The Mystery on Alaska's Iditarod Trail
By Carole Marsh
$14.95 (hardcover); $5.95 (paperback)
In this volume, writer Mimi takes her grandchildren, 9-year-old Christina and 7-year-old Grant, to Alaska, where she is researching the Iditarod race for an upcoming book. The Georgians travel to Wasilla, where they stay at the Rutledge Dog Sled Training Camp with musher Joe Rutledge, his Inuit wife and their two children, 11-year-old Raven and 7-year-old Hunter.
The plot takes shape as Rut-ledge's dogs disappear without a trace and are even poisoned leading up to the race. A pile of gold bars disappears as well. Soon the children are on the trail not only to Nome but also to recover the dogs and gold.
For Alaska readers, the book veers off track into improbability when, a few days before the race, Mimi gives her grandchildren this startling bit of news:
"Well, I've talked to Mr. Rut-ledge and he has gotten special permission to have a second sled, so we can bring all you kids along on the Iditarod dog sled race!"
Totem poles along the trail and a handful of other bloopers are turn-offs. Despite the didactic interludes and educational appendices, the writer has not done all her homework.
Parts of the book are appealing, such as the story of "gold dust soup" and the visiting children's enthusiasm about their first ride in a dog sled:
"'Wa-hoo!' Christina shouted. The sled zipped through the trails. Small branches brushed against their nylon parkas, making loud whooshing sounds. The rest of the kids cheered in delight," Marsh writes.

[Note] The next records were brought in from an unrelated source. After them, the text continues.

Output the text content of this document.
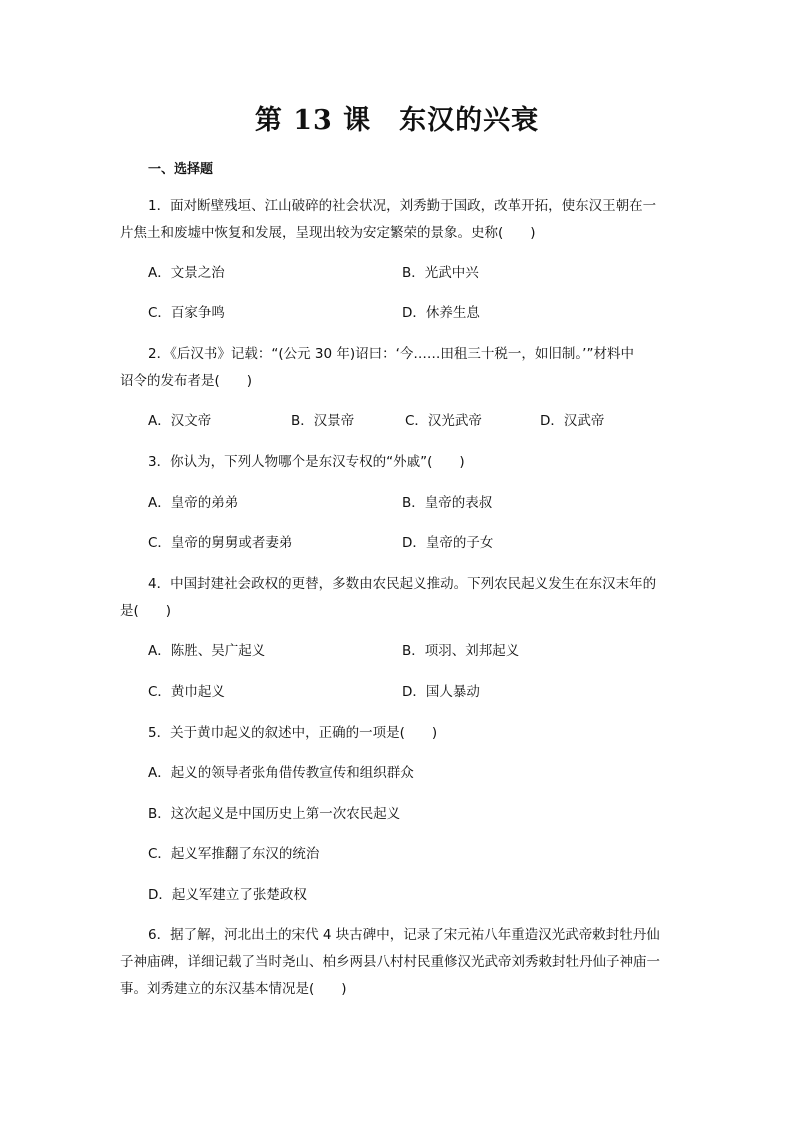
第 13 课　东汉的兴衰
一、选择题
1．面对断壁残垣、江山破碎的社会状况，刘秀勤于国政，改革开拓，使东汉王朝在一
片焦土和废墟中恢复和发展，呈现出较为安定繁荣的景象。史称(　　)
A．文景之治	B．光武中兴
C．百家争鸣	D．休养生息
2．《后汉书》记载：“(公元 30 年)诏曰：‘今……田租三十税一，如旧制。’”材料中
诏令的发布者是(　　)
A．汉文帝	B．汉景帝	C．汉光武帝	D．汉武帝
3．你认为，下列人物哪个是东汉专权的“外戚”(　　)
A．皇帝的弟弟	B．皇帝的表叔
C．皇帝的舅舅或者妻弟	D．皇帝的子女
4．中国封建社会政权的更替，多数由农民起义推动。下列农民起义发生在东汉末年的
是(　　)
A．陈胜、吴广起义	B．项羽、刘邦起义
C．黄巾起义	D．国人暴动
5．关于黄巾起义的叙述中，正确的一项是(　　)
A．起义的领导者张角借传教宣传和组织群众
B．这次起义是中国历史上第一次农民起义
C．起义军推翻了东汉的统治
D．起义军建立了张楚政权
6．据了解，河北出土的宋代 4 块古碑中，记录了宋元祐八年重造汉光武帝敕封牡丹仙
子神庙碑，详细记载了当时尧山、柏乡两县八村村民重修汉光武帝刘秀敕封牡丹仙子神庙一
事。刘秀建立的东汉基本情况是(　　)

With plot devices such as sinister men with dark moustaches peering from the bushes and writing sprinkled with exclamation marks, this book belongs to the hoary tradition of pulp fiction, juvenile style. It will appeal to those who enjoy mass-produced adventure series, such as "Nancy Drew."
Although the drawings at the foot of each page are clever, the photographs don't do much. Marsh uses shots of the real children featured in the stories and dresses them up with digital devices. But the fact is the photos look like they were taken in her kitchen with a few borrowed dogs and they have nothing in common with the grand scenery of the great race.

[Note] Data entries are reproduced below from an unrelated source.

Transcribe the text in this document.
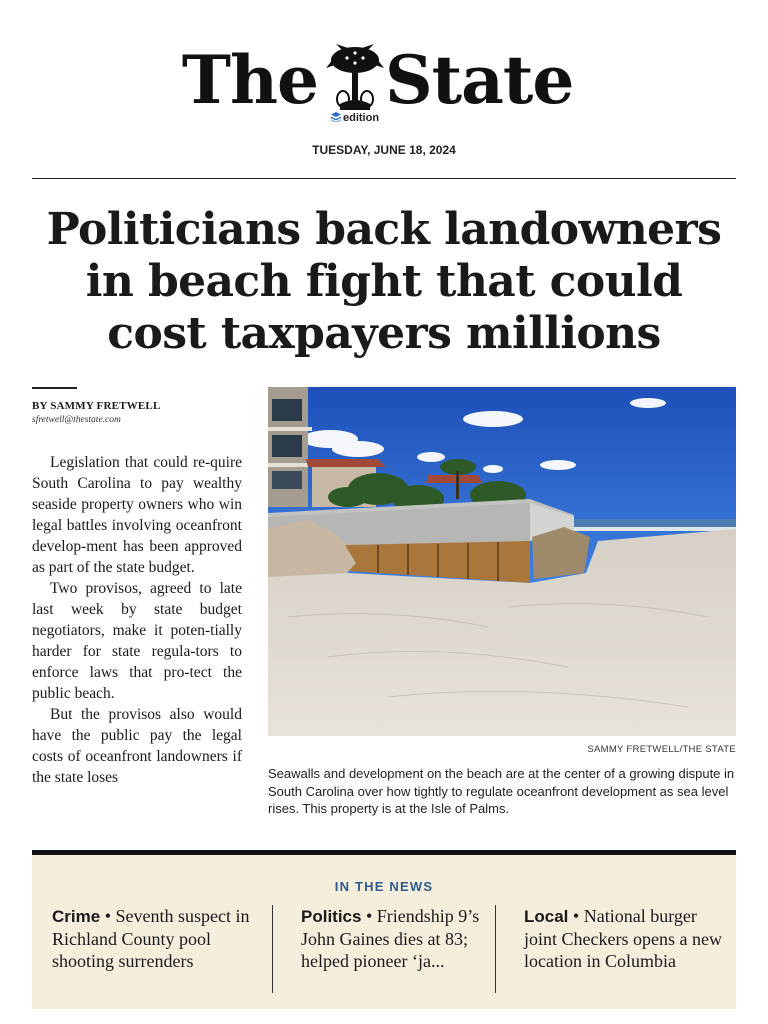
The State
edition
TUESDAY, JUNE 18, 2024
Politicians back landowners in beach fight that could cost taxpayers millions
BY SAMMY FRETWELL
sfretwell@thestate.com

Legislation that could re-quire South Carolina to pay wealthy seaside property owners who win legal battles involving oceanfront develop-ment has been approved as part of the state budget.

Two provisos, agreed to late last week by state budget negotiators, make it poten-tially harder for state regula-tors to enforce laws that pro-tect the public beach.

But the provisos also would have the public pay the legal costs of oceanfront landowners if the state loses

SAMMY FRETWELL/THE STATE

Seawalls and development on the beach are at the center of a growing dispute in South Carolina over how tightly to regulate oceanfront development as sea level rises. This property is at the Isle of Palms.

IN THE NEWS
Crime • Seventh suspect in Richland County pool shooting surrenders
Politics • Friendship 9’s John Gaines dies at 83; helped pioneer ‘ja...
Local • National burger joint Checkers opens a new location in Columbia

"The Mystery on Alaska's Iditarod Trail" doesn't have the strengths to go the long haul, but it can provide some fluff entertainment as long as young readers don't take it seriously.
Of these two volumes, Schultz's is the clear winner. "Dogs of the Iditarod" lacks the drama found in some mushing stories, but its pictures are delightful and its truth is more exciting and appealing than Marsh's lame fiction.
Shana Loshbaugh is a writer and former Peninsula Clarion reporter who now lives near Fairbanks.